Biomass Woodchip from forestry

Ireland’s climate conditions are ideal for forestry sustainable growth

Fast Growing Commercial Forests

Irelands climate supports fast growing forests, Pine/Sitka 20-30 years & Willow 4 -10 years, due to its mild Atlantic climate. There is also a substantial amount of underutilized Biomass & Forest harvest residues that currently is not realising a return to farmers but meets the supply requirements of Carbon Soles Biomass Woodchip Gasification plants.

This project will remove excess woody forest material in order to provide renewable energy, thereby resulting in reduced fire risk, watershed protection, air quality benefits, greenhouse gas benefits, local jobs, and forest ecosystem protection.

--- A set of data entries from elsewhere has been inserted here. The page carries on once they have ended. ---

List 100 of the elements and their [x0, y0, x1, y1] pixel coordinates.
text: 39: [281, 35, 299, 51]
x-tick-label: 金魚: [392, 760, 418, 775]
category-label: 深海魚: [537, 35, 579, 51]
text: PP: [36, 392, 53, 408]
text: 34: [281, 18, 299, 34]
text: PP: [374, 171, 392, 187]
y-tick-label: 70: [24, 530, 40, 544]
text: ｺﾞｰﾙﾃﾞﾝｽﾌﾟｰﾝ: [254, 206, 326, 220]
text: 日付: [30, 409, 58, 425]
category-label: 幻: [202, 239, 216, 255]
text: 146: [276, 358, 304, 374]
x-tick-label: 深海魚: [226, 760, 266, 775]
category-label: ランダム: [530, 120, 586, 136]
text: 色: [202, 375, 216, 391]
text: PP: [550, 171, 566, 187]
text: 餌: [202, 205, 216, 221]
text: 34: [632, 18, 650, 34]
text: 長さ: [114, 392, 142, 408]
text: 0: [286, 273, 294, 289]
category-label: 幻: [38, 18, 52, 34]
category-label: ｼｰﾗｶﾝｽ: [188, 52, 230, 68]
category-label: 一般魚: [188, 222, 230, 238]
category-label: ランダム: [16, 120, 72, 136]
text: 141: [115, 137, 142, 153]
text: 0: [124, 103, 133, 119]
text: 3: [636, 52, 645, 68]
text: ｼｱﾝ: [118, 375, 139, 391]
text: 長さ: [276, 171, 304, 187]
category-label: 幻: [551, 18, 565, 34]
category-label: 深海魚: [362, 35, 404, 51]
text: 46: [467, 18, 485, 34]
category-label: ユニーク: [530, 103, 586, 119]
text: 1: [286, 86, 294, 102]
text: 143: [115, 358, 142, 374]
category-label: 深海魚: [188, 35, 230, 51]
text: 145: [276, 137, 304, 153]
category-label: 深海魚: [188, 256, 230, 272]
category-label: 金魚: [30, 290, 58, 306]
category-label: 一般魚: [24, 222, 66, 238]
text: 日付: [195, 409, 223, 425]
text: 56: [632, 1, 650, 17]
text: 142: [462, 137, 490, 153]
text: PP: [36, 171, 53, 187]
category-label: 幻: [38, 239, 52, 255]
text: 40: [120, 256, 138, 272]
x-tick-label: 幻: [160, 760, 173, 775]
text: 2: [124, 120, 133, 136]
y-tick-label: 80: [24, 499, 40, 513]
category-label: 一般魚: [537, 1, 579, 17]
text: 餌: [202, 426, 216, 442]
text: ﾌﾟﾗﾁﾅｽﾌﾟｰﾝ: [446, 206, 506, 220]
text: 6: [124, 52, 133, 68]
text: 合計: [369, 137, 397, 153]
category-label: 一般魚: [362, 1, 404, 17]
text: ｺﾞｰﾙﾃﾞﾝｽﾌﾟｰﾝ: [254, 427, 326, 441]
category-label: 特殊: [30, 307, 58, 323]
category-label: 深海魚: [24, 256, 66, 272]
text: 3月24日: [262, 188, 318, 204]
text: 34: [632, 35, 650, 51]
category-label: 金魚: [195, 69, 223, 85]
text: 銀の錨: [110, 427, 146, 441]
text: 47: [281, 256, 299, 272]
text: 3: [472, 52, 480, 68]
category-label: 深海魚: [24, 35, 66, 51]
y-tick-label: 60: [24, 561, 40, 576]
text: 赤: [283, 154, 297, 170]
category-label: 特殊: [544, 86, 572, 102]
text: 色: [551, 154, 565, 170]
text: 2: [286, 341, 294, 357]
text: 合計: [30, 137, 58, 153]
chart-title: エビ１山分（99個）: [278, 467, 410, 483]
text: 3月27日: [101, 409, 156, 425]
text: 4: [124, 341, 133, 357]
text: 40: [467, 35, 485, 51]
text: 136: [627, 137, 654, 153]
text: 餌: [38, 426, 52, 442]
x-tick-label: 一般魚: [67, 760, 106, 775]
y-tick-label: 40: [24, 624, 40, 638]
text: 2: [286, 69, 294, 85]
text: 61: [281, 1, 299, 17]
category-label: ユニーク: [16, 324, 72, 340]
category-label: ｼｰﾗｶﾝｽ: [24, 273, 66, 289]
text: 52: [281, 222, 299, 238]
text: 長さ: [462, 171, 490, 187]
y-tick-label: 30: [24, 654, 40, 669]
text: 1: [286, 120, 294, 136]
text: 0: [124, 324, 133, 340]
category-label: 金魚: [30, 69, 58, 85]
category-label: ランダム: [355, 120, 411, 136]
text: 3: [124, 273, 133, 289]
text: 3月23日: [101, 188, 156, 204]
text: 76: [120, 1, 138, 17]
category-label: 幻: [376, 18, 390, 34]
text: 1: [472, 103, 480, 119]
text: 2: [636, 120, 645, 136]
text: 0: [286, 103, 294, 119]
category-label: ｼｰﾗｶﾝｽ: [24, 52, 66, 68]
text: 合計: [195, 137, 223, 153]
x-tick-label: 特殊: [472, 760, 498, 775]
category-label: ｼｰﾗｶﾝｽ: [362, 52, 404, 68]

Private Forestry owners mainly rely on market prices for

  • Saw Log timber followed by Pallet wood, Stake wood and pulp wood
  • Pulp wood is largely sold to board mills and is used for small grate type biomass boilers
  • The vast majority of Forest Waste and Harvest Residues is not suitable for small wood chip boilers and is left to rot on the ground. When gathered and piled on harvest, it will increase returns to the farmer.
  • On average 10 Hectares of clear fell produces 700 ton of harvest residues (branches, tops, stumps).
  • When clear fell takes place the farmer now has an immediate outlet for harvest residues resulting in a reduction in the time to replant, reducing the impact of beetle larvae on new plantations and increasing the return per hectare.

Plant Locations

Carbon Sole Plants were purposely located central to the highest density forested areas, with an objective of meeting each Plants biomass requirements from within 100km radius to limit haulage costs and the supply chain carbon footprint.

Each Plant requires 280,000MWh of Biomass per annum, approximately 120,000 green wet tonnes that is dried down to 70,000 dry tonnes.

Woodchip Gasification

Carbon Soles assessment of available biomass resources has resulted in the company commissioning a woodchip gasification system that can effectively and cleanly process harvest residues and forest waste such as forest thinning’s, tree tops, branches, stumps and pulp wood supplied as wood chips.

The process involves essentially ‘baking’ the woodchip, thermally cracking it in an enclosed system to produce a rich syngas, a biogas, that is further upgraded and distributed off-site, as it is produced.